As the report notes, government plans to increased marginal caste groups representation in India’s federal universities prompted demonstrations from medical students and doctors – mostly middle class and urban – ‘claiming that these quotas would “compromise the quality” of health care and put patients at risk, because there would be fewer seats available to students with the highest test scores’ which were ‘a mark of higher intelligence’.

 

Without the capacity to acknowledge the universal nature of our own bias and the flaws in the systems we design around them,  meritocracy becomes a gagging order on progress: silencing debate and denying potential.

 

Today, gender bias – deeply engrained, systemic, and unconscious – still pervades almost every educational system in the world, even in those that increasingly design to mitigate it. Without a sustained effort to confront it, address it, and measure those outcomes, progress will not be made.

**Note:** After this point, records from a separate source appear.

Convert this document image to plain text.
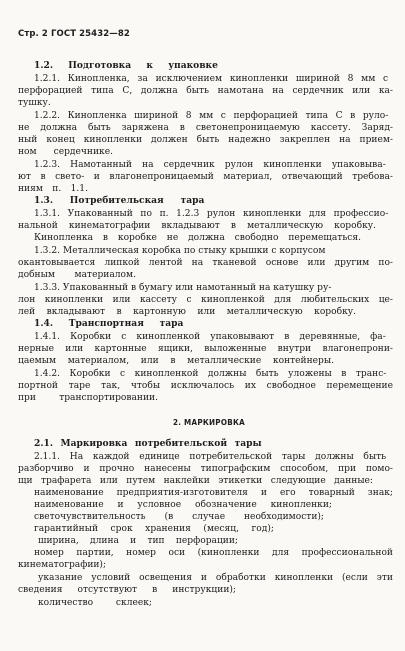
Стр. 2 ГОСТ 25432—82
1.2. Подготовка к упаковке
1.2.1. Кинопленка, за исключением кинопленки шириной 8 мм с
перфорацией типа С, должна быть намотана на сердечник или ка-
тушку.
1.2.2. Кинопленка шириной 8 мм с перфорацией типа С в руло-
не должна быть заряжена в светонепроницаемую кассету. Заряд-
ный конец кинопленки должен быть надежно закреплен на прием-
ном сердечнике.
1.2.3. Намотанный на сердечник рулон кинопленки упаковыва-
ют в свето- и влагонепроницаемый материал, отвечающий требова-
ниям п. 1.1.
1.3. Потребительская тара
1.3.1. Упакованный по п. 1.2.3 рулон кинопленки для профессио-
нальной кинематографии вкладывают в металлическую коробку.
Кинопленка в коробке не должна свободно перемещаться.
1.3.2. Металлическая коробка по стыку крышки с корпусом
окантовывается липкой лентой на тканевой основе или другим по-
добным материалом.
1.3.3. Упакованный в бумагу или намотанный на катушку ру-
лон кинопленки или кассету с кинопленкой для любительских це-
лей вкладывают в картонную или металлическую коробку.
1.4. Транспортная тара
1.4.1. Коробки с кинопленкой упаковывают в деревянные, фа-
нерные или картонные ящики, выложенные внутри влагонепрони-
цаемым материалом, или в металлические контейнеры.
1.4.2. Коробки с кинопленкой должны быть уложены в транс-
портной таре так, чтобы исключалось их свободное перемещение
при транспортировании.
2. МАРКИРОВКА
2.1. Маркировка потребительской тары
2.1.1. На каждой единице потребительской тары должны быть
разборчиво и прочно нанесены типографским способом, при помо-
щи трафарета или путем наклейки этикетки следующие данные:
наименование предприятия-изготовителя и его товарный знак;
наименование и условное обозначение кинопленки;
светочувствительность (в случае необходимости);
гарантийный срок хранения (месяц, год);
ширина, длина и тип перфорации;
номер партии, номер оси (кинопленки для профессиональной
кинематографии);
указание условий освещения и обработки кинопленки (если эти
сведения отсутствуют в инструкции);
количество склеек;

But when communities are involved in the conversation, and the case for inclusion becomes a case for shared prosperity, real change is possible.

 

Build Africa, which has now created 145 high quality, community-led schools, broke the mould for gender equal education in Uganda; gaining consensus from the tribal leaders, through careful engagement and community-led design, that allowing local girls to attend school would yield long term community returns. Uganda is still far from a pure meritocracy, Build Africa is still confronting gender-based challenges: girls are still less likely to be supported through extended education, and they still battle to secure the basic sanitary products they need to attend school without shame. But Build Africa now educates over 10,000 students a year, with a standardised best-practice curriculum in even the most remote parts of the country. The barriers persist, but they are recognised; and from recognition, there is hope for resolution.